Reached in Italy on Monday morning, Federico Rosa, Wanjiru’s agent, said he, too, could not believe that Wanjiru had killed himself.


“I am 100 percent sure there was no suicide,” Rosa said. “That’s completely out of the question.”


In any case, Wanjiru’s life had grown complicated since he won the Chicago Marathon last fall. In late December, he was charged with threatening his wife and a maid with an illegally obtained AK-47. He was also charged with hitting a security guard at his estate with the butt of the firearm.


According to The Daily Nation newspaper of Kenya, an angry Wanjiru broke windows in his house using the muzzle of the rifle early in the morning on Dec. 29 and threatened to kill his wife, Triza Njeri. A security guard said he saw Wanjiru emerge from the house with an unidentified woman, the paper reported.


Wanjiru denied the charges, saying he was framed, and was released from jail on bail. Assault charges were dropped in March, when his wife and the security guard reconsidered, The Daily Nation reported. But Wanjiru still faced the charge of illegal possession of a firearm. The case was scheduled to begin May 23.


Wanjiru had been twice attacked at his home by bandits, probably because of his wealth earned from running, and might have felt he needed a firearm for protection, Rosa, his agent, said.


Wanjiru was not divorced and was still living with his wife, Rosa said, but the marriage “was not going well.”


Rosa added: “I never understand clear the story. He wasn’t involved with his wife. She wasn’t happy.”


In recent weeks, Wanjiru had been training in Eldoret, Kenya’s running capital, and planned to run the San Diego Marathon next month, Rosa said. The agent said that he had spoken to Wanjiru on Saturday, and that the runner was planning to travel home to pay some bills and meet with his lawyer Monday regarding the firearm case.

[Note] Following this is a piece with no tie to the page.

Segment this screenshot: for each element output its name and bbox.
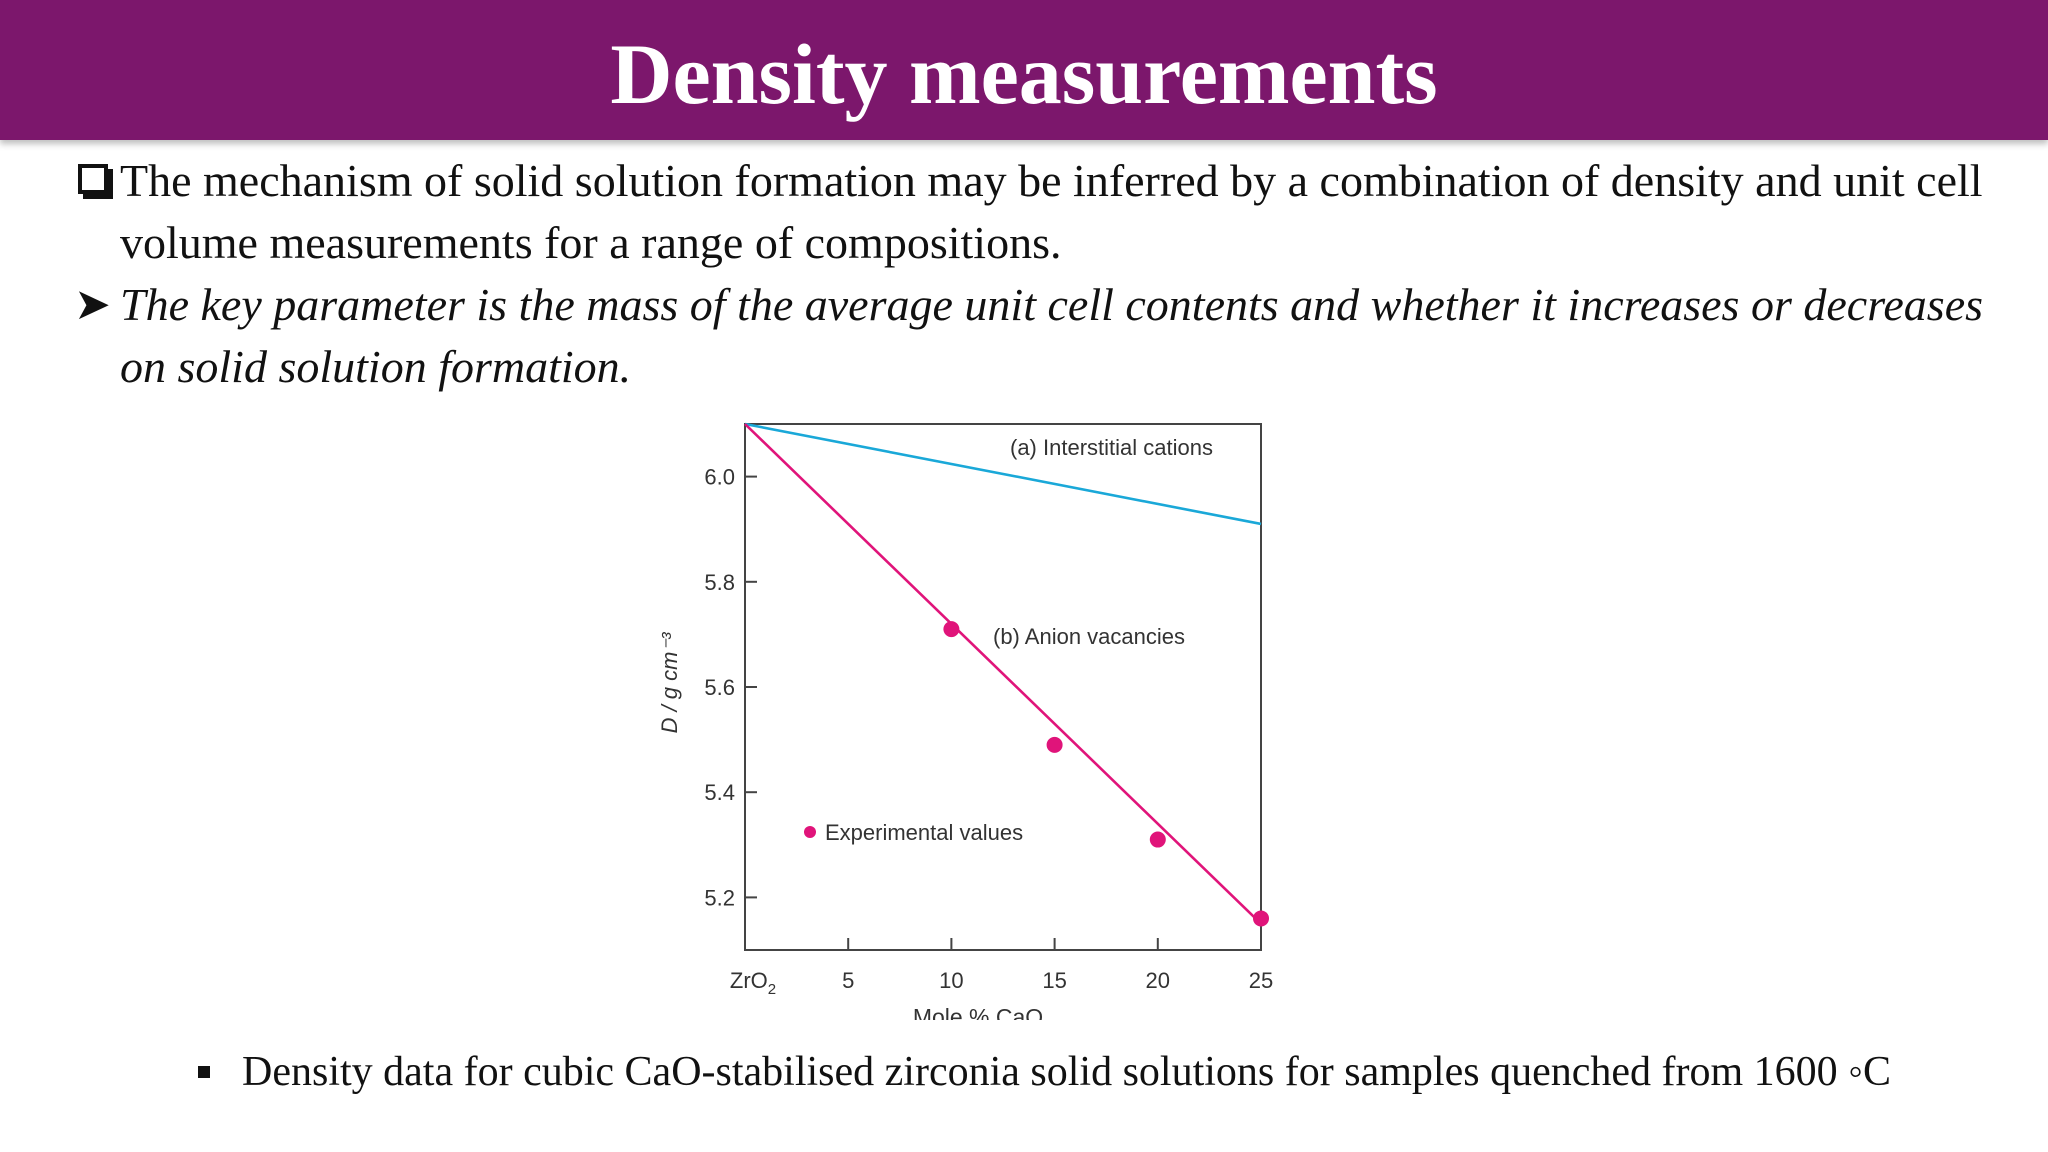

“There was no depression,” Rosa said. “We got him out of this environment. He was happy and focused and relaxed.”


Runners from around the world, and the International Olympic Committee, offered their condolences Monday. Gebrselassie, who holds the marathon world record at 2 hours 3 minutes 59 seconds, said on his Twitter account that he was “totally shocked” by the news.


“Of course one wonders if we as an athletics family could have avoided this tragedy,” Gebrselassie wrote.


At the 2008 Beijing Games, Wanjiru set an Olympic record in winning the marathon in 2:06:32 on a blistering day that reached 86 degrees. Given the brutal conditions, many considered it the greatest marathon ever run, even though it was not a world record.


By winning in Chicago last fall at 23, Wanjiru became the youngest man to win four major marathons: the Olympics, Chicago in 2009 and 2010, and London in 2009. It would be his last marathon, but it showed Wanjiru at his determined best as he made a remarkable surge in the final half-mile to fend off Tsegaye Kebede of Ethiopia.


“He had the special gift of the champion,” Rosa said. “Besides a big talent, champions have what I could call an arrogance. They know they are stronger than the others. He was so focused on winning, not to be famous or get a lot of money, but just to show that he was the best.”


Legal problems disrupted Wanjiru’s training, however, Rosa said. He developed a hamstring injury in the spring and withdrew from the London Marathon. As a comeback, he was planning to run in Chicago or New York in the fall as he prepared for the London Olympics in the summer of 2012, Rosa said.


“He wanted to show the world who is Sammy Wanjiru,” Rosa said.


Mary Wittenberg, director of the New York City Marathon, said in a statement: “It is with shock and great sadness that we mourn the loss of one of our sport’s greatest and brightest stars. Sammy was a megastar in a sport where it’s hard to rise above the deep and broad talent.


“Sammy’s talent was undeniable, combined with a huge heart, drive and a fearless nature. He flew through heat and humidity in Beijing like they were inch-high hurdles.”